Trade suffers from similar misconceptions. In their quest to protect American jobs from overseas competition, the opponents of free trade ignore the benefits of imports and the hidden costs to consumers that result from restricted choice.
For instance, if a foreign manufacturer can deliver T-shirts to the United States that sell for less than domestically produced alternatives, then Americans can spend less on T-shirts.
The money saved would be available to be spent on other things....skateboards perhaps. This would benefit the skateboard companies that may still be located in the United States and that can deliver the most valuable product in their category.
But what about the workers of the domestic T-shirt manufacturers who lose their jobs?
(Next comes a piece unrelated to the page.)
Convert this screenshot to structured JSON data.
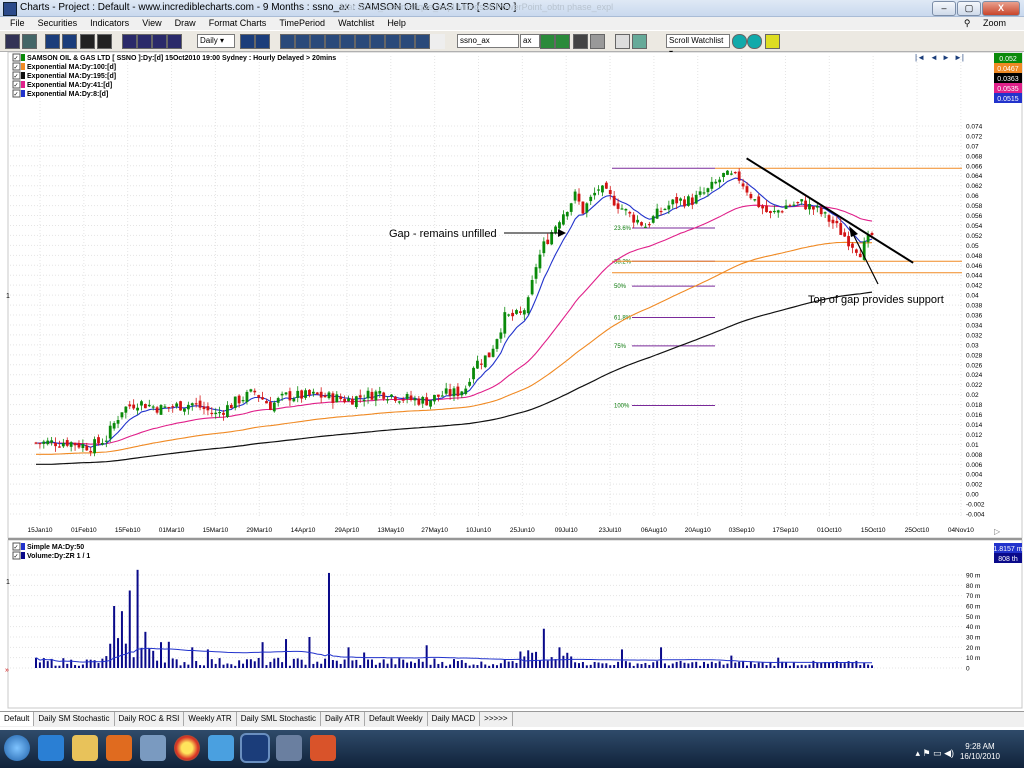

If their employers cannot find ways to compete more effectively in the T-shirt business, it is true that the workers will have to find other work. But it is not the aim of an economy to provide jobs. The goal is simply to maximize productivity.
Society as a whole is not helped by perpetuating inefficient use of labor and capital. If the United States no longer has a competitive advantage in T-shirts, it must find something else in which it does.
If trade barriers were erected to protect those jobs, the cost of T-shirts would stay high. People would have less money to spend on skateboards (for instance), and those manufacturers would suffer. And so while its easy to put your finger on the job that is saved, it's far more difficult to see the job that is lost.
It makes no sense to waste our labor making things that can be produced more efficiently abroad. If we focus on the things that we can make more efficiently than anyone else, then we can trade those products for the things that others produce better. In the end we'll have more stuff.
Of course, the problem is that because of our artificially high currency, high taxes, and restrictive wage and labor laws, we just are not competitive in enough product categories. That has to change.